Bull-Bear Divide / Central Axis of the Range: 89,500.0 USDT (recently a dense trading area, but not a core opening position).
Upper Resistance Levels (Shorting / Breakout to Long Zone):
P3: 94,084.0 (previously broken platform, strong resistance)
P2: 91,176.9 (upper boundary of the 4-hour rectangular range, core resistance)
P1: 90,000.0 (psychological threshold and initial resistance in the upper half of the range)
Lower Support Levels (Long Zone):
S1: 87,718.0 (lower boundary of the 4-hour rectangular range, monthly trend support, golden long position)
S2: 87,000.0 (psychological threshold)
S3: 85,220.2 (previous low area, failure to hold may indicate a failed bottoming structure)
Probability Trading Discipline:
1. The above levels are technical estimated points, not exact levels. Orders can be placed with a fluctuation of 100-150 points around these levels.
2. Today's stop-loss distance: 1100 points; (profit-taking distance can be set at 1:1 for beginners, experienced traders should manually reduce position by 50%-75% after moving to breakeven to protect capital).
3. A maximum of 3 preset trades per day (long, short, breakout trend-following orders).

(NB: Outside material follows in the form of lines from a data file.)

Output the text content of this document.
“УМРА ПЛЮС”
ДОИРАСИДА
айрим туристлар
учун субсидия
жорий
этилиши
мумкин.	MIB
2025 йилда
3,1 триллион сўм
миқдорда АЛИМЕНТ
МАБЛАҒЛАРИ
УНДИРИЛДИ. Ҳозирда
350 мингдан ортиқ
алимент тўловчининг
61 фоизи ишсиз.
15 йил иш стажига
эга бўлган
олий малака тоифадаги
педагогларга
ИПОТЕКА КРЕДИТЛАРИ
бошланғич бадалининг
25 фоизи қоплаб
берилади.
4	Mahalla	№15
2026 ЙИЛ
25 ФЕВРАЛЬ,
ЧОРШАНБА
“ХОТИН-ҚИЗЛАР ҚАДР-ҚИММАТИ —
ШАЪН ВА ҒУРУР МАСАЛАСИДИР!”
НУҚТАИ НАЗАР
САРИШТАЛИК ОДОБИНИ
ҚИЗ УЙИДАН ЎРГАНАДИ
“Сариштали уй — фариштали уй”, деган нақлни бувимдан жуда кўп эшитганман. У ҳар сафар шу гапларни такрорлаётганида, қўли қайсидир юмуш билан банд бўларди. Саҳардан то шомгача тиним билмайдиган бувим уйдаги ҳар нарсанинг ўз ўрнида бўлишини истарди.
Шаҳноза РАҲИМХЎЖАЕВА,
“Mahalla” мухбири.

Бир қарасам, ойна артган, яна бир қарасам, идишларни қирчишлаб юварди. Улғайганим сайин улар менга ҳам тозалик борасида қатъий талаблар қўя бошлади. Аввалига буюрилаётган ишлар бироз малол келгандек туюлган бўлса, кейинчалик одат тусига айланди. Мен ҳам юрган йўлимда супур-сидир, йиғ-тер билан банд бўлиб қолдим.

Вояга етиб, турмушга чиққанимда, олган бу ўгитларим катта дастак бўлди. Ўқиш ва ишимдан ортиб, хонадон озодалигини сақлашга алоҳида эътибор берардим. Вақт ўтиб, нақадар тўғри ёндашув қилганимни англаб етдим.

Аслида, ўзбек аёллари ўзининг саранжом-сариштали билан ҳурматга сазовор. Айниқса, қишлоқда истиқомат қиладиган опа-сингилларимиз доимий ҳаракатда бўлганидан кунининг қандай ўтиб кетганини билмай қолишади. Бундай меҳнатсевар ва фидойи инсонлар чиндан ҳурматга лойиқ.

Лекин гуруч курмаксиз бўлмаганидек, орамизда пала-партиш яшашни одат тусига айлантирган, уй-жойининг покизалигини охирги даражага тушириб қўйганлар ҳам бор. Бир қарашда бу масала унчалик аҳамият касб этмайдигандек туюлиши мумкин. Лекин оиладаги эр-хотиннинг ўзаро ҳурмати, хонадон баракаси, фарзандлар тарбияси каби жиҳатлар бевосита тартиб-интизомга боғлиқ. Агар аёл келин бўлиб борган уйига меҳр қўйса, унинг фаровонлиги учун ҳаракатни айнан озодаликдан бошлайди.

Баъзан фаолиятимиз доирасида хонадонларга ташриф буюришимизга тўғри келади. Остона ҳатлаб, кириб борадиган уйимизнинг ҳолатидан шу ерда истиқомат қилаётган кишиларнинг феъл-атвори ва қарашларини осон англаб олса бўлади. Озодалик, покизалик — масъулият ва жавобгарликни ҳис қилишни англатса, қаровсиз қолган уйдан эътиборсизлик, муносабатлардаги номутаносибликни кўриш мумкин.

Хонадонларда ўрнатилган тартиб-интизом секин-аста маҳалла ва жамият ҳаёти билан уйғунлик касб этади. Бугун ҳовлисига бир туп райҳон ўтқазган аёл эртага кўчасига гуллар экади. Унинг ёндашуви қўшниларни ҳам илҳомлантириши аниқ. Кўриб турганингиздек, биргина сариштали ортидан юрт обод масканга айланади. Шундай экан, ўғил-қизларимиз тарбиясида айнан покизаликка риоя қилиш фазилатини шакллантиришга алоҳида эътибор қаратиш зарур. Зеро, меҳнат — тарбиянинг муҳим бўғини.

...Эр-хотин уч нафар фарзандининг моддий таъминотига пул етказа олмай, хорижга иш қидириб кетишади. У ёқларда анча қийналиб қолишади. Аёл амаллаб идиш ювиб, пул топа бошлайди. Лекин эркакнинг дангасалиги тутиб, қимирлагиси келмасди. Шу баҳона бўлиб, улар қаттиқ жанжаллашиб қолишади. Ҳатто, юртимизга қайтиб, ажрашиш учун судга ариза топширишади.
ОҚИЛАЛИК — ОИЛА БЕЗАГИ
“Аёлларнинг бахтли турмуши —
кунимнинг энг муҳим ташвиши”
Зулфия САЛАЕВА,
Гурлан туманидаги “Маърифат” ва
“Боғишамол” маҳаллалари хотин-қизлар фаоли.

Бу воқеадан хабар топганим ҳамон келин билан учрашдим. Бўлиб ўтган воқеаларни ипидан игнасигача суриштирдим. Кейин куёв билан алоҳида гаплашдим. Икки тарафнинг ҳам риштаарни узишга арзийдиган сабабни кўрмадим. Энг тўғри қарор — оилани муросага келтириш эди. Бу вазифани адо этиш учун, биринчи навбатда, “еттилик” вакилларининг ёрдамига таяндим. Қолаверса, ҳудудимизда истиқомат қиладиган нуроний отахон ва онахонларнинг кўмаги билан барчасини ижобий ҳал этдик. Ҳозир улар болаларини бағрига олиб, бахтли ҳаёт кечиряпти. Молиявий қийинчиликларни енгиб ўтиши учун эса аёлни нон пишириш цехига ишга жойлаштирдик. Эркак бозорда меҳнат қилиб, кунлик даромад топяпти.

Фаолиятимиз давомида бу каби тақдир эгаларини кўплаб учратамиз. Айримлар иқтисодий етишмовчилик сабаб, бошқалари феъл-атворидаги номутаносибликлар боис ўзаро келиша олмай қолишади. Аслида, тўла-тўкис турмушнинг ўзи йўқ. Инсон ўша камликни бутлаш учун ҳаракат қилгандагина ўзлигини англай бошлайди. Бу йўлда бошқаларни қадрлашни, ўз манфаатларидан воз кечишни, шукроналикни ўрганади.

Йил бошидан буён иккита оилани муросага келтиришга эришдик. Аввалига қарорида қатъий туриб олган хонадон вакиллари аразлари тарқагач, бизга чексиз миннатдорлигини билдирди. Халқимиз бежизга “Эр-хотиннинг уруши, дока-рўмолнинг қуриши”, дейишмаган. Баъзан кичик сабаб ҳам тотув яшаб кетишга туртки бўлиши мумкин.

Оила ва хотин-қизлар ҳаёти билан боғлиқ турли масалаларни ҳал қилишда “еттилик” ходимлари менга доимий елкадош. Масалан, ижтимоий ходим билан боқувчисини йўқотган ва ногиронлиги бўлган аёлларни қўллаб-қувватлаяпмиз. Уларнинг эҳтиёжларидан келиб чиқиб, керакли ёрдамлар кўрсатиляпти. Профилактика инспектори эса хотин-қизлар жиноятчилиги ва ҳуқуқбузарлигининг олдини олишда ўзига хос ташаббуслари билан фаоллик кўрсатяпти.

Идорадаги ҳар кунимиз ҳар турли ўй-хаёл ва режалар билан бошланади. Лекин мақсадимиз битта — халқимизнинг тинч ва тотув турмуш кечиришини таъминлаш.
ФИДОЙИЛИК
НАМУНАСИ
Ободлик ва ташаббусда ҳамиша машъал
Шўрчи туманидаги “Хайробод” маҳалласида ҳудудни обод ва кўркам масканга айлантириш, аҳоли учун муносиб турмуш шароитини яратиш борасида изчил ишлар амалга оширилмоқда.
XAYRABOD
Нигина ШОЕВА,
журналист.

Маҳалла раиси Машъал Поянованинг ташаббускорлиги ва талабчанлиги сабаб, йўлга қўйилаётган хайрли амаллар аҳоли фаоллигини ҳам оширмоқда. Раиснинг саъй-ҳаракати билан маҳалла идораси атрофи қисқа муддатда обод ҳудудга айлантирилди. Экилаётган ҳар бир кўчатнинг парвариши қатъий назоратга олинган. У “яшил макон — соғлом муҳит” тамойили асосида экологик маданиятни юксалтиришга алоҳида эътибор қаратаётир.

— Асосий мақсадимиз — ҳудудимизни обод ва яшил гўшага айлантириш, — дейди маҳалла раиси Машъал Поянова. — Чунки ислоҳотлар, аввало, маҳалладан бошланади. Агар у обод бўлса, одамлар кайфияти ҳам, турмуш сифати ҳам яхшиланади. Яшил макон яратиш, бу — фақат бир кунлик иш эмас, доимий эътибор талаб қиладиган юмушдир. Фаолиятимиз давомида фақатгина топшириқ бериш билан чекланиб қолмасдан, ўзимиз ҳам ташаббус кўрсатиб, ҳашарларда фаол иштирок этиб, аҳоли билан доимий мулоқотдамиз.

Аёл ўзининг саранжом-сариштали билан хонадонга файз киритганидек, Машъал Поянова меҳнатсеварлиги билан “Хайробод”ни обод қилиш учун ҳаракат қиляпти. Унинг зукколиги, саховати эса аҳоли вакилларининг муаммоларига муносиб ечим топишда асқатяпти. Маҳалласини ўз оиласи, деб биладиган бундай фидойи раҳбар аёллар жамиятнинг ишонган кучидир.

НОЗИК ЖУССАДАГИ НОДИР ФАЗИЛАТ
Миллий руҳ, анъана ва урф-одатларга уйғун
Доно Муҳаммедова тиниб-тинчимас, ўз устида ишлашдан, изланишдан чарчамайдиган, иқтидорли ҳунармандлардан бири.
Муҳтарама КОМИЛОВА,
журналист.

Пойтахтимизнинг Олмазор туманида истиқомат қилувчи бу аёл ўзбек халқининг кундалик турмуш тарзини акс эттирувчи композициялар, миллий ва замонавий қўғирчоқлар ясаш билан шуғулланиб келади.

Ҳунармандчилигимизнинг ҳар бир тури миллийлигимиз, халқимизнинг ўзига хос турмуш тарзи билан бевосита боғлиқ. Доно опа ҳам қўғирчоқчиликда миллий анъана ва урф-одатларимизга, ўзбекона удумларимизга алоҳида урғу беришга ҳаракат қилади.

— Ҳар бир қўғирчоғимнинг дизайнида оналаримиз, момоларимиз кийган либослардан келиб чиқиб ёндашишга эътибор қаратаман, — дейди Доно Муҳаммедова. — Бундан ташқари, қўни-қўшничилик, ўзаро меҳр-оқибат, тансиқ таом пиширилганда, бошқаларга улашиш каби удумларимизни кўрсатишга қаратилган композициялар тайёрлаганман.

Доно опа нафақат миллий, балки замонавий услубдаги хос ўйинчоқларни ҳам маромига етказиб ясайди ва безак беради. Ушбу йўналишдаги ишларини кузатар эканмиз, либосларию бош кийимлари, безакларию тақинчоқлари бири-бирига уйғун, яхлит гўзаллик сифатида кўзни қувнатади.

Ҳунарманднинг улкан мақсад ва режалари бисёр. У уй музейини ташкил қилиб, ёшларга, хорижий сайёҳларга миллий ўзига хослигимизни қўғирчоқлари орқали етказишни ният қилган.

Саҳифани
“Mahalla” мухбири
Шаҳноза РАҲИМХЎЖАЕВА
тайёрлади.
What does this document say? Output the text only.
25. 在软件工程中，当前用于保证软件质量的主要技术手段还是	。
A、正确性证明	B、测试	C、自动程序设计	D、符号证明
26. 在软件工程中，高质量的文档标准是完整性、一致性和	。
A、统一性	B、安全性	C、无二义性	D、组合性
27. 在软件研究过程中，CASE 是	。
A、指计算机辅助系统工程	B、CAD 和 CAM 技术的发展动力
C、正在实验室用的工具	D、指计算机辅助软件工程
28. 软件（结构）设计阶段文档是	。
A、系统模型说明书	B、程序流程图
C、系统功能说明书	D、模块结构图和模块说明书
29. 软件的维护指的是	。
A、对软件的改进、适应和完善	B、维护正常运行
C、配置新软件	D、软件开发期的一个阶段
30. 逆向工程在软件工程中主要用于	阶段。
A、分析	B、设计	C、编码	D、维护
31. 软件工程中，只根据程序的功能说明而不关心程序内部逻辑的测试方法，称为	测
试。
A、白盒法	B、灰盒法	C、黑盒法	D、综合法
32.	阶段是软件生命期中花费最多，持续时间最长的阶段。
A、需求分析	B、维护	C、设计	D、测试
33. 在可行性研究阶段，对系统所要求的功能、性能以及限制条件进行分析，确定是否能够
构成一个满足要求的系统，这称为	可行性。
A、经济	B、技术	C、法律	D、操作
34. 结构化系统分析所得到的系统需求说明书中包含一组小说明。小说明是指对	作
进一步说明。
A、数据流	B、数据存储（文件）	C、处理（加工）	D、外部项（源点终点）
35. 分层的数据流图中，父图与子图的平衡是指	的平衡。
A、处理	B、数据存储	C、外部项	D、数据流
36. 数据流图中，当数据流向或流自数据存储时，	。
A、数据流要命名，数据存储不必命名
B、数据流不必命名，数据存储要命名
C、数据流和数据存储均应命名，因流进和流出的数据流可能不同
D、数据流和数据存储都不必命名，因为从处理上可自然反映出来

4. If daily cumulative loss reaches 10% of the principal, forcibly shut down and rest.
Probability Trading Conclusion:
The market has formed a “clear trading channel” between 87,718 and 91,176 after the sharp decline. There are two high-probability strategies: 1. High sell and buy at both ends of the “channel” (S1/P2), 2. Wait for the “channel” to be broken downward and follow with light positions, abandoning guesses in the middle. Note: Orders must strictly include stop-loss to fix risk, using a consistent 1:1 risk-reward ratio, allowing market inertia to pay the reward. By consistently executing this simple, repetitive system, you will achieve stable profits.
Disclaimer: This content is compiled from public market analysis and historical data, intended for informational reference only. It does not constitute any investment advice. Cryptocurrency markets are highly volatile; any investment decision should be based on independent research.